Mastering client counseling

Being an effective counselor is the most important aspect of my job, as it fosters a healthy dialogue, realistic expectations and trust with my clients. Here are five things I do to ensure a good relationship with my clients.

1. Set the stage. Help your client establish his or her ultimate goal -find out your client’s endgame. Establishing your client’s goal will allow two things: (a) the perfect opportunity for you to discuss realistic expectations and pros/cons; and (b) it will help you keep your client’s eye on the prize if there comes a time when rational judgment gets clouded by emotion.

2. Listen. As much as lawyers love to hear themselves talk, listen more and talk a little less. Forbes.com has a great article on perfecting your active listening skills.

3. Empathize. It is easy to become desensitized from the profession. I try to overcome this by constantly imagining myself in my client’s shoes and I verbally acknowledge what my client is going through. Although I do not think a client expects a lawyer to relate to the problem, I do think a client expects a lawyer at least to acknowledge and be sympathetic when counseling them, regardless of how big or small their legal issue may be.

4. Stay Accessible. TheLawyerCoach.com lists “not returning calls” in its Top 10 Things that Irritate Clients Most. Maintaining a harmonious relationship with your client is important because it will help your client’s ability to trust you as their counselor. Would you follow the advice of someone that irritates the heck out of you with poor professionalism?

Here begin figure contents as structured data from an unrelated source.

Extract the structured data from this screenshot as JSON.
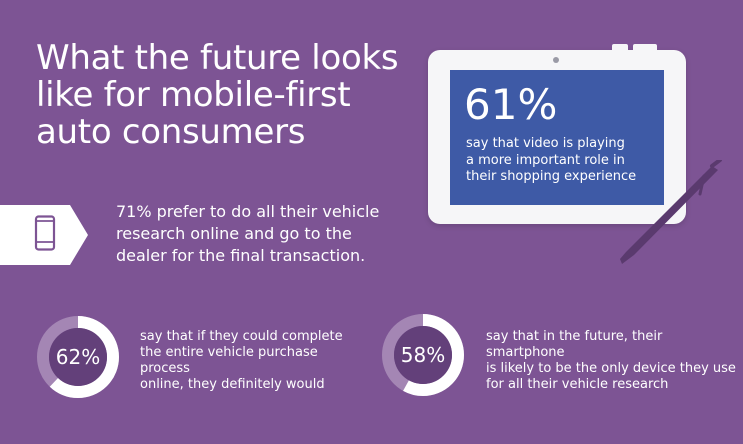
{
  "title": {
    "line1": "What the future looks",
    "line2": "like for mobile-first",
    "line3": "auto consumers"
  },
  "tablet_stat": {
    "percent": "61%",
    "line1": "say that video is playing",
    "line2": "a more important role in",
    "line3": "their shopping experience"
  },
  "main_stat": {
    "line1": "71% prefer to do all their vehicle",
    "line2": "research online and go to the",
    "line3": "dealer for the final transaction."
  },
  "stat_62": {
    "percent": "62%",
    "value": 62,
    "line1": "say that if they could complete",
    "line2": "the entire vehicle purchase process",
    "line3": "online, they definitely would"
  },
  "stat_58": {
    "percent": "58%",
    "value": 58,
    "line1": "say that in the future, their smartphone",
    "line2": "is likely to be the only device they use",
    "line3": "for all their vehicle research"
  },
  "icons": {
    "phone": "smartphone-icon",
    "tablet": "tablet-illustration",
    "stylus": "stylus-pen-illustration"
  },
  "colors": {
    "background": "#7d5494",
    "tablet_screen": "#3e5aa6",
    "donut_fill": "#ffffff",
    "donut_track": "#a486b4",
    "donut_center": "#63407a",
    "stylus": "#5a3a6e"
  }
}
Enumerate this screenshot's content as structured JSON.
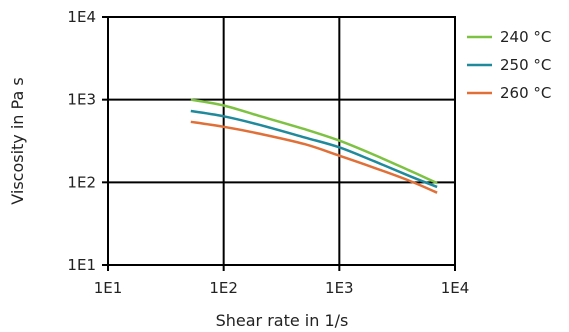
{
  "chart_data": {
    "type": "line",
    "xlabel": "Shear rate in 1/s",
    "ylabel": "Viscosity in Pa s",
    "x_scale": "log",
    "y_scale": "log",
    "xlim": [
      10,
      10000
    ],
    "ylim": [
      10,
      10000
    ],
    "x_ticks": [
      "1E1",
      "1E2",
      "1E3",
      "1E4"
    ],
    "y_ticks": [
      "1E1",
      "1E2",
      "1E3",
      "1E4"
    ],
    "grid": true,
    "legend_position": "right",
    "series": [
      {
        "name": "240 °C",
        "color": "#7dc242",
        "x": [
          52,
          100,
          200,
          500,
          1000,
          2000,
          4000,
          7000
        ],
        "y": [
          1000,
          850,
          640,
          440,
          320,
          215,
          140,
          98
        ]
      },
      {
        "name": "250 °C",
        "color": "#1f8a9c",
        "x": [
          52,
          100,
          200,
          500,
          1000,
          2000,
          4000,
          7000
        ],
        "y": [
          730,
          630,
          500,
          350,
          265,
          180,
          120,
          88
        ]
      },
      {
        "name": "260 °C",
        "color": "#e07038",
        "x": [
          52,
          100,
          200,
          500,
          1000,
          2000,
          4000,
          7000
        ],
        "y": [
          540,
          470,
          390,
          290,
          210,
          150,
          105,
          75
        ]
      }
    ]
  }
}
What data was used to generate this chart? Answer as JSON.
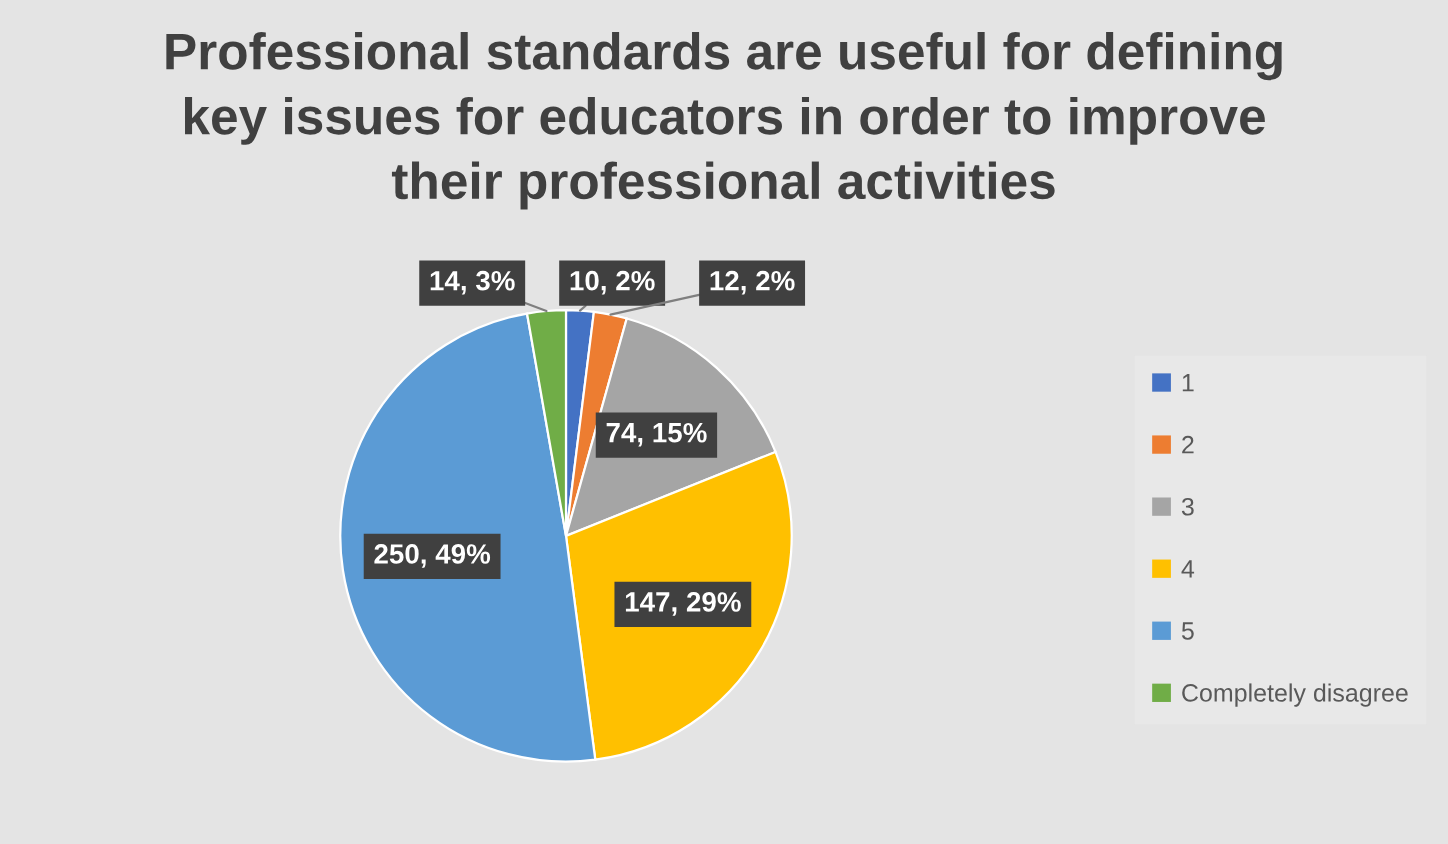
{
  "chart_data": {
    "type": "pie",
    "title": "Professional standards are useful for defining\nkey issues for educators in order to improve\ntheir professional activities",
    "categories": [
      "1",
      "2",
      "3",
      "4",
      "5",
      "Completely disagree"
    ],
    "values": [
      10,
      12,
      74,
      147,
      250,
      14
    ],
    "colors": [
      "#4472c4",
      "#ed7d31",
      "#a5a5a5",
      "#ffc000",
      "#5b9bd5",
      "#70ad47"
    ],
    "value_labels": [
      "10, 2%",
      "12, 2%",
      "74, 15%",
      "147, 29%",
      "250, 49%",
      "14, 3%"
    ],
    "legend": "right"
  }
}
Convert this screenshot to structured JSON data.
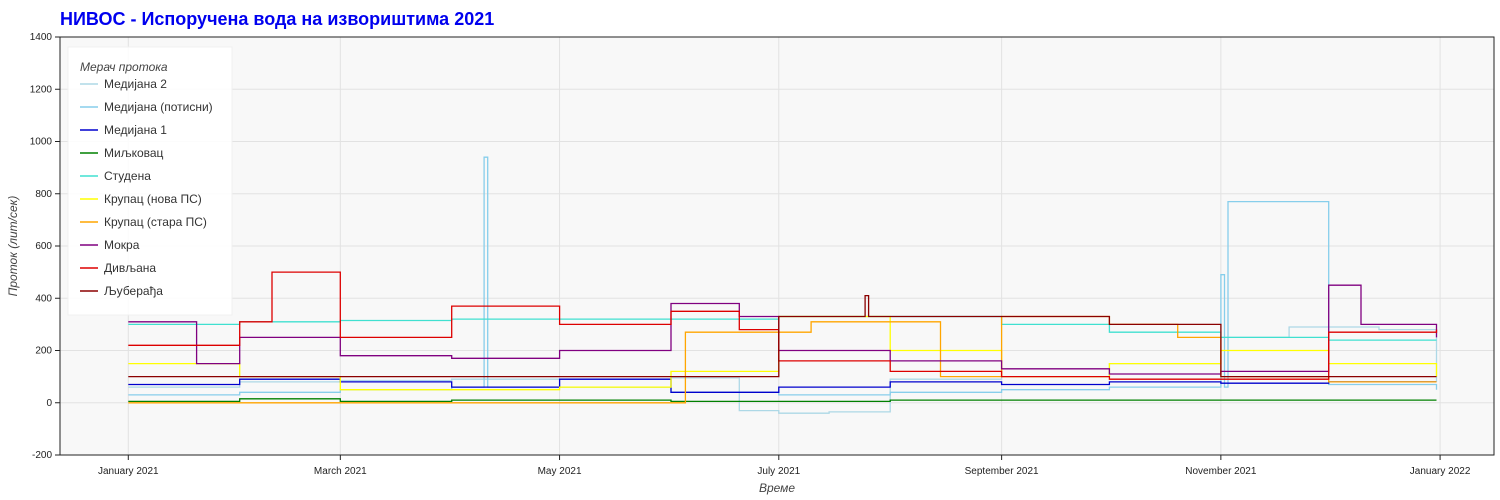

5. Become good at delivering bad news. One of the most difficult parts of the job can be delivering bad news to a client and counseling them through it. I typically deliver bad news through a process. First, I reflect on the posture of their case. Second, I review the facts and evidence. Third, I explain the law. Fourth, I discuss the problem (i.e. the bad news). Fifth, I find the silver lining. The Lawyerist offers a great article on the art of delivering bad news.